A última etapa é da estabilização, quando há auto-aceitação, pelo homossexual, de seus sentimentos e estilo de vida.

Segundo o autor acima, todas as pessoas homossexuais passam por essas fases. Isso resulta da maneira como a sociedade convive e trabalha a homossexualidade.

Sabemos que, no contexto atual da Sociedade Brasileira, a homossexualidade é socialmente reprimida; no ambiente familiar, o próprio indivíduo pode não se aceitar, com essa orientação afetivo-sexual.

A homossexualidade, devido à ideologia dominante que perpetua o vínculo heterossexual, é vista como pervertida por cultuar valores diferentes dessa maioria. Tornou-se um assunto debatido não só em nível Brasil, mas por todos o mundo, através de ativistas que a assumiram, como objeto de luta.

No Congresso, existe o projeto de lei (nº 1.151, da deputada Marta Suplicy) que favorece o casamento de homossexuais, já aprovado em alguns países, como na Índia, recentemente, prevê direitos como herança, declaração conjunta de imposto de renda, dentre outros. Não prevê, porém, a adjunção do sobrenome do companheiro, alteração do estado civil, adoção de crianças; tal projeto não tem recebido o apoio esperado.

Estes seres humanos continuam sendo tratados hipocritamente dentre de uma sociedade que diz respeitar a uma sociedade cujo discurso defende os direitos de Cidadania, estranha-se a incoerência contida no silêncio de seus componentes, revelando uma parcela da população que aponta tão visíveis diferenças.

 

4 – CONSIDERAÇÕES FINAIS

O homem, como ser social, segundo cada Sociedade, receberá uma aceitação específica quanto à orientação afetivo-sexual.

Depreende-se haver no contexto social brasileiro repressão e discriminação concernente à camada da população, cujas características estão centradas no homossexual. E, no nosso discurso, hipocritamente pregamos que somos iguais e com os mesmos direitos, como cidadãos.

Impõe-se repensar esses valores, tornamo-nos capazes de entender este processo, inserindo-os dignamente em seu espaço social, ou seja, viver sua sexualidade de forma plena, manifestá-la, senti-la, expressá-la e vivenciar esse amor.

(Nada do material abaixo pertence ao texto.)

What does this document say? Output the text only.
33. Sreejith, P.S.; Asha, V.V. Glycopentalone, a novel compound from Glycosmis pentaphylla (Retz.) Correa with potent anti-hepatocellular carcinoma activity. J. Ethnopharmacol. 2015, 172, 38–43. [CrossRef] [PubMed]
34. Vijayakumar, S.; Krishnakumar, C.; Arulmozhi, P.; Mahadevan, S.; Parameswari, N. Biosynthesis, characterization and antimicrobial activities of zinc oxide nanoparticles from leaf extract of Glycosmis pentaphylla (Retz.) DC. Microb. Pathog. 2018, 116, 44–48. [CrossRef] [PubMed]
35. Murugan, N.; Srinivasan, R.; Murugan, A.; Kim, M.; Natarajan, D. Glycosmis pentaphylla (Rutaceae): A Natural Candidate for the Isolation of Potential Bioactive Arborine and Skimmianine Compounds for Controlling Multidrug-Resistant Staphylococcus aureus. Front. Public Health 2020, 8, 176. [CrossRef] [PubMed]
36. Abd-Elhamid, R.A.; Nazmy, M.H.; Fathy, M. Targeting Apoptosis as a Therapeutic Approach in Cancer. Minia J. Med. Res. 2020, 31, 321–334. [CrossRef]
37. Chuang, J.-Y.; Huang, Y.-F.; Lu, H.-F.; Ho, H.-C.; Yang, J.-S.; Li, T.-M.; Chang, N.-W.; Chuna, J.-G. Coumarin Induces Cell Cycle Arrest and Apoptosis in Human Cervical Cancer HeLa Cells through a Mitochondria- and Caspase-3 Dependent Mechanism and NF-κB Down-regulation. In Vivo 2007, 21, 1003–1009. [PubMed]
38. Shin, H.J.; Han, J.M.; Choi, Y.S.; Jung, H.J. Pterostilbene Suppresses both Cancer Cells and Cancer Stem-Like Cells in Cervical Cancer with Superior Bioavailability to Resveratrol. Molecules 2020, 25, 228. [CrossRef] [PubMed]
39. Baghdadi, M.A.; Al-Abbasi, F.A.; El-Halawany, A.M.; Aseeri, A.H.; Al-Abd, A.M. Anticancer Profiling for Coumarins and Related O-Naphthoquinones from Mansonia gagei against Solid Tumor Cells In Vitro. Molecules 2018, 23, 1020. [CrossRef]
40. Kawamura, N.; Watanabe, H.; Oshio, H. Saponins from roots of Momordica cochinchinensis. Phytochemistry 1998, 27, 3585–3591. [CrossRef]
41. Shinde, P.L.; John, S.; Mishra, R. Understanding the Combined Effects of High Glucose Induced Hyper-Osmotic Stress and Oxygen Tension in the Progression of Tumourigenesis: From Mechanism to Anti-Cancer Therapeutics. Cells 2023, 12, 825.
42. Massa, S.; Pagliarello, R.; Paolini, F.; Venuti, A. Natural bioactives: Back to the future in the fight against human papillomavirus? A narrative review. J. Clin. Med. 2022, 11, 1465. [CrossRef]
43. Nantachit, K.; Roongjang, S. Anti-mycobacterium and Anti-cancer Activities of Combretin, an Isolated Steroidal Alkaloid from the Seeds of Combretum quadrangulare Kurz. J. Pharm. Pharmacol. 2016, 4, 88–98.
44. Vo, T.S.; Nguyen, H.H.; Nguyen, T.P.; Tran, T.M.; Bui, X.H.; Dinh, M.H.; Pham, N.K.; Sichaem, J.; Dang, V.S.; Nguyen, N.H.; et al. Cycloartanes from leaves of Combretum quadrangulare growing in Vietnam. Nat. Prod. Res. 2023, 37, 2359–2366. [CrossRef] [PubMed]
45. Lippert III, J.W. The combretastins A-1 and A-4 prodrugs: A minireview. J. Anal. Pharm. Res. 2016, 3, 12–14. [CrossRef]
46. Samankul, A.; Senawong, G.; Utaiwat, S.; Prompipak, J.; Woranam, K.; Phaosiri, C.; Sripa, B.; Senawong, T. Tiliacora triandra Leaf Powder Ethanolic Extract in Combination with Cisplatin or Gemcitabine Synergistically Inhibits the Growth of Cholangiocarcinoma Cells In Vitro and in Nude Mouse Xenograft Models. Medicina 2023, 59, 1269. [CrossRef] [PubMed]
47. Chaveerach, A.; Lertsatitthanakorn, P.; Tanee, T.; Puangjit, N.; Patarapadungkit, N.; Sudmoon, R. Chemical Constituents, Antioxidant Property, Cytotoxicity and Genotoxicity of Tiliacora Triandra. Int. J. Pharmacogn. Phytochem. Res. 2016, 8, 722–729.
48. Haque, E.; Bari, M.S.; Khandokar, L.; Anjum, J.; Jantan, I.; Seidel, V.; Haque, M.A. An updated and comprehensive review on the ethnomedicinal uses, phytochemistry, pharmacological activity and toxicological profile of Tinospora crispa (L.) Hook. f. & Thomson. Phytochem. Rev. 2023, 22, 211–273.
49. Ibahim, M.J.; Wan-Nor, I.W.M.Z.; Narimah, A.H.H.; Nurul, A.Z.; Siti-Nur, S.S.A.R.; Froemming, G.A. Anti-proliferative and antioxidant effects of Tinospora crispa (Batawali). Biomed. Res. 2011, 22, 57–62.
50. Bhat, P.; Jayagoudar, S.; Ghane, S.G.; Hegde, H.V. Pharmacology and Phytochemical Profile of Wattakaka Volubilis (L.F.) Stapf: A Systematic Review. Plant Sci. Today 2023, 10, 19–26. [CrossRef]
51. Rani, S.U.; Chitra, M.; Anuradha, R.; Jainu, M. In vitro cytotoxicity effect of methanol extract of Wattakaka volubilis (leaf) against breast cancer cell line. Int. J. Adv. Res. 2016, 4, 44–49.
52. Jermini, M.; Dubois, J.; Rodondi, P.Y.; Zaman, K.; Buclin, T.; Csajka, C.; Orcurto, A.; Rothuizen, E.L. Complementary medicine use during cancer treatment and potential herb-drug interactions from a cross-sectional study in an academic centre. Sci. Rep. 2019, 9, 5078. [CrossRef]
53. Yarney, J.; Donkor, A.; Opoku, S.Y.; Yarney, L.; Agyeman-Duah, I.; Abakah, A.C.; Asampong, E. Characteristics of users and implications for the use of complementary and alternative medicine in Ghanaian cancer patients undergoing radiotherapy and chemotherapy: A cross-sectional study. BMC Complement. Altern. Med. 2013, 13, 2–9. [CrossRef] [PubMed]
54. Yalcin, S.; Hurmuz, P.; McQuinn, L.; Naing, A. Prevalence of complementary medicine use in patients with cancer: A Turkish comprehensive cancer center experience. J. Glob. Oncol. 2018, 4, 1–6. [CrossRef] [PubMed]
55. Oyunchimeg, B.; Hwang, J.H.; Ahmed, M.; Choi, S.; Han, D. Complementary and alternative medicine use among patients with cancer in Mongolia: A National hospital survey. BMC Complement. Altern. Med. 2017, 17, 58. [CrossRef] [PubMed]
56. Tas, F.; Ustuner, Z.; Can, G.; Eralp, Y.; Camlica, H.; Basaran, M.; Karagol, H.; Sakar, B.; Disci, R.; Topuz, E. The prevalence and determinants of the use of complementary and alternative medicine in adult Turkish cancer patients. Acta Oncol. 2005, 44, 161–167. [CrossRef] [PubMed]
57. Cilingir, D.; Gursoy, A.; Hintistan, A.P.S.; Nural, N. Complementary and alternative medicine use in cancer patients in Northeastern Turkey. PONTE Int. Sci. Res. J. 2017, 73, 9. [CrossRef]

"Essas pessoas podem amar e amam, a despeito de todas as dificuldades. Num mundo em que a tônica é a violência, a ausência da ética, onde os seres se degladiam por qualquer razão, onde crianças são vítimas da violência da própria família e da sociedade, há chacina de presos, extermínio de menores, corrupção; uma sociedade onde a segurança inexiste, onde tudo favorece o desrespeito aos direitos humanos e do ódio".

Defendemos o direito de repensar essa situação desprezível e respeitá-los enquanto seres humanos, deixando-os amar e viver esse amor de forma plena.

 

REFERÊNCIAS BIBLIOGRÁFICAS

ALMEIDA,S.J.A. Homossexualidade — integração social ou sociedade paralela. In: Sexologia II. São Paulo, Roca, 1986. Cap. IV, p.193.

CHAUI,M. Repressão sexual: essa nossa desconhecida. São Paulo, Brasiliense, 1991. p.9-29.

COSTA,R.P. O amor homossexual: a resolução dos preconceitos. São Paulo, Gente, 1994. p.93-107.

DANIEL,M.; BAUDRY,A. O fato homossexual e suas interpretações. In: Os homossexuais. Rio de Janeiro, Artenova, 1977. Cap. I, p.13-43

LIMA,M.H.A. Liberdade e responsabilidade social. In: VITIELLO, N. Sexologia II. São Paulo, Roca, 1986. p.69-74.

MAIA,M.B. O profissional de saúde e a educação sexual. In: LOPES,G. et al. Patologia e terapia sexual. Rio de Janeiro, Medsi, 1994. Cap. 11, p. 209-218.

PERLONGHER,N. O desaparecimento da homossexualidade. In: LANCETTI, A. Saudeloucura. São Paulo, Hucitec, 1991. p.40-45.

RUITENBEEK, H.M. La homosexualidad en la sociedad moderna. Buenos Aires, Siglo Aires. 1973.p.19.